Author : Pseudo-Turpin
Publisher : Univ of California Press
Page : 544 pages
File Size : 47,16 MB
Release : 1976-01-01
Category : Poetry
ISBN : 9780520028401
Author : Margaret Austin Haggstrom
Publisher : Taylor & Francis
Page : 298 pages
File Size : 35,30 MB
Release : 1995
Category : Education
ISBN : 9780815315087
First Published in 1995. Routledge is an imprint of Taylor & Francis, an informa company.

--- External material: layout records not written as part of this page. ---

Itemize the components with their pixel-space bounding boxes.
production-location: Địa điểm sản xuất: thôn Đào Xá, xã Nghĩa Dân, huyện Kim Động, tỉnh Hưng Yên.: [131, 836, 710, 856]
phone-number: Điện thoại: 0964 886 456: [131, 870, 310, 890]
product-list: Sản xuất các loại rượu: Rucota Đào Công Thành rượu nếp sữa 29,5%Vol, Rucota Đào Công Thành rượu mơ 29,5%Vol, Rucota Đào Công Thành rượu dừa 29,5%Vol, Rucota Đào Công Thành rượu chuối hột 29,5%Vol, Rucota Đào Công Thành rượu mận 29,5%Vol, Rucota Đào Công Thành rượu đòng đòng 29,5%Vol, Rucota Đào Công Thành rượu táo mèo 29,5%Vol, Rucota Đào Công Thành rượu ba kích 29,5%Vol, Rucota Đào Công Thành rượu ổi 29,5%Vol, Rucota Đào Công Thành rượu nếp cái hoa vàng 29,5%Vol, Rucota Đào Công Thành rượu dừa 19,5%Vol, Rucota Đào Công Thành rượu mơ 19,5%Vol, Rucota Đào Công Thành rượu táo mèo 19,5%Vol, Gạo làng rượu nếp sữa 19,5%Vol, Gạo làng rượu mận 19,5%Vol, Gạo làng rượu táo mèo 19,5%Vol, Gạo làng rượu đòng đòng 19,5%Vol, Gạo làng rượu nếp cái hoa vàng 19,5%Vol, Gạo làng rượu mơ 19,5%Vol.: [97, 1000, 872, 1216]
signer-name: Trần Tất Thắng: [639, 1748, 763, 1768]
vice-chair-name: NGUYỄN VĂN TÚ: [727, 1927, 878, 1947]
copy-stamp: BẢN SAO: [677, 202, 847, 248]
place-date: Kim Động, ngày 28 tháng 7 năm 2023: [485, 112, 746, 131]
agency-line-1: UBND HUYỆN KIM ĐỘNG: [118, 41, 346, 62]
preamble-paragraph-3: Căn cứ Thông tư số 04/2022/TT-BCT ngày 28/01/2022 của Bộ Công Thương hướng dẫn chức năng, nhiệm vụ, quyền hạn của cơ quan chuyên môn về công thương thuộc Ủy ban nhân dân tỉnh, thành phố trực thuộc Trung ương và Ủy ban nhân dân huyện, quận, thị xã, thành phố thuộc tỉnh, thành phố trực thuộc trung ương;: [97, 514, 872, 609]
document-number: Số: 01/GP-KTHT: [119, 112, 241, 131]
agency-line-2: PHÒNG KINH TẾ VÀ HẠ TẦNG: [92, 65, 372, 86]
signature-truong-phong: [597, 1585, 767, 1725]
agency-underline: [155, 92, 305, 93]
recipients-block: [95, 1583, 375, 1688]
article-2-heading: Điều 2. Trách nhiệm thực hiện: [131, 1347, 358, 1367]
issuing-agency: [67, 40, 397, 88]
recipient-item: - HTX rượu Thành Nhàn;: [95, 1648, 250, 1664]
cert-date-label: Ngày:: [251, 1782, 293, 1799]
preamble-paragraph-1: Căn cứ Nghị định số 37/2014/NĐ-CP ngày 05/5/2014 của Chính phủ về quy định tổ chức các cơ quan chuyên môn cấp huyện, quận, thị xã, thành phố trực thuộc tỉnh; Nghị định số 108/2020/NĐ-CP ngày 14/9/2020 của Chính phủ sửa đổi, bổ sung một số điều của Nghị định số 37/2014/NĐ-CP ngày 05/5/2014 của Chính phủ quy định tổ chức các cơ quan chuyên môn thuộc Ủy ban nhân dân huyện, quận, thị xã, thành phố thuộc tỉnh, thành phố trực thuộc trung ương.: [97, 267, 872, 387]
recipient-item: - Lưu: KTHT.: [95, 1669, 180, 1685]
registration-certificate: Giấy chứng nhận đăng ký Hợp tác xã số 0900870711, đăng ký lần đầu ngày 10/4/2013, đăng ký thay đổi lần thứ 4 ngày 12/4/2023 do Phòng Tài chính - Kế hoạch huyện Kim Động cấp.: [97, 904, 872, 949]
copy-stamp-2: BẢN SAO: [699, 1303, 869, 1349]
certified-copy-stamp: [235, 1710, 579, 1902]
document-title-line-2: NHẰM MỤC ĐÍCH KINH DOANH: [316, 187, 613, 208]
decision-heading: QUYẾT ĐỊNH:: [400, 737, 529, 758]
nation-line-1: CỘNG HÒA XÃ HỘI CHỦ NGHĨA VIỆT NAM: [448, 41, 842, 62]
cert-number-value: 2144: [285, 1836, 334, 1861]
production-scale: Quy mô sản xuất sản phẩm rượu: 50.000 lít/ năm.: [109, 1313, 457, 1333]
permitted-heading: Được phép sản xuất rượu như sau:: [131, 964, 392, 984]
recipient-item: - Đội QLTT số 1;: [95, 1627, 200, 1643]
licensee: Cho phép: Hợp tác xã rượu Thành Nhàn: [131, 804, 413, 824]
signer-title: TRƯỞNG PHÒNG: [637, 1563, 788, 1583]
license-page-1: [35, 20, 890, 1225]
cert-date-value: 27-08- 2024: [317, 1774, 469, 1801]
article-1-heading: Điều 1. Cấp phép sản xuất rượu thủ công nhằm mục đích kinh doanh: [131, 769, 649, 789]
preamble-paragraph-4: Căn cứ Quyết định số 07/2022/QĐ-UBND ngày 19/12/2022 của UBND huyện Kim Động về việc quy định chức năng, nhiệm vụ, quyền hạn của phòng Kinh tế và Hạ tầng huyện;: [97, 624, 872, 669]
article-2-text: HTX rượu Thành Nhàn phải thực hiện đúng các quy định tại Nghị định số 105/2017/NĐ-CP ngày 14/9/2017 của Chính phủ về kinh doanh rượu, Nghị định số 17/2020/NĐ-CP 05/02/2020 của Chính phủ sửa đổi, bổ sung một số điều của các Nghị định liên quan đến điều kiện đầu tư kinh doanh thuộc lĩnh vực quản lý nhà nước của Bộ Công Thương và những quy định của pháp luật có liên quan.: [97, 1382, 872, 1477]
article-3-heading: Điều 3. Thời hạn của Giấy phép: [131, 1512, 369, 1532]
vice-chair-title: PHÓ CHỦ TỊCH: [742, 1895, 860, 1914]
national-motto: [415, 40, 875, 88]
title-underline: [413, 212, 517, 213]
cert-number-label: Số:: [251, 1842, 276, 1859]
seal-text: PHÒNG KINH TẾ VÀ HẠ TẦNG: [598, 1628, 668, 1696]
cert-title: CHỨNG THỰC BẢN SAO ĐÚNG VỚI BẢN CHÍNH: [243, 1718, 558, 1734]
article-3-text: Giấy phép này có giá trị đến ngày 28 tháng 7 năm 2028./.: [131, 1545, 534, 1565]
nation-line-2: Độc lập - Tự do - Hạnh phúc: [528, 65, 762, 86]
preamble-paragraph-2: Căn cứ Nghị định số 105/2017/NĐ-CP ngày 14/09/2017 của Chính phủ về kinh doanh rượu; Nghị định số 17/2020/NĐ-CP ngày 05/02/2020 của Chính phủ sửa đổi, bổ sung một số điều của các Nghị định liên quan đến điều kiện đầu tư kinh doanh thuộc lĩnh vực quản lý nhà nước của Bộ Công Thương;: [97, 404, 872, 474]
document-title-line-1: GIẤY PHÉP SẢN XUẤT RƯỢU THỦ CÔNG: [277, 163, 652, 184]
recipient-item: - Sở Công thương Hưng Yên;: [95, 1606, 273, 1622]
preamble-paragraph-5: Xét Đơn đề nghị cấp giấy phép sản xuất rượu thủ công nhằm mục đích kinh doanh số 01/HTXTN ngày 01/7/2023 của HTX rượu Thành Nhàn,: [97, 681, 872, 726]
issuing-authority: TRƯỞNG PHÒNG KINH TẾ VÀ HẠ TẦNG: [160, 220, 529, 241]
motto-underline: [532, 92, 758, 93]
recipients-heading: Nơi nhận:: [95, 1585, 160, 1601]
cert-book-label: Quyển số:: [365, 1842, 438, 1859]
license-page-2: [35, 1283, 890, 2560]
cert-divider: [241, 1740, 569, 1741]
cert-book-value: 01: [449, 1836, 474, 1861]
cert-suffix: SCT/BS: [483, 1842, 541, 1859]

Author : Jens Nørgård-Sørensen
Publisher : John Benjamins Publishing
Page : 362 pages
File Size : 42,23 MB
Release : 2011
Category : Language Arts & Disciplines
ISBN : 9027215758
Grammar is seen as a complex sign system, and, as a consequence, grammatical change always comprises semantic change. The book introduces the concept of connecting grammaticalisation to describe the formation, restructuring and dismantling of such complex paradigms. It offers a broad general discussion of theoretical issues and three case studies
Author : Asma Afsaruddin
Publisher : Edinburgh University Press
Page : 301 pages
File Size : 31,53 MB
Release : 2015-08-31
Category : Religion
ISBN : 0748695753
This book deals with certain "e;hot-button"e; contemporary issues in Islam, including the Shari'a, jihad, the caliphate, women's status, and interfaith relations. Notably, it places the discussion of these topics within a longer historical framework in order
Author : E. Martin
Publisher : Springer
Page : 300 pages
File Size : 37,71 MB
Release : 2005-11-30
Category : Business & Economics
ISBN : 0230511902
Elizabeth Martin explores the impact of globalization on the language of French advertising, showing that English and global imagery play an important role in tailoring global campaigns to the French market, with media companies undeterred by the attempts through legislation to curb language mixing in the media.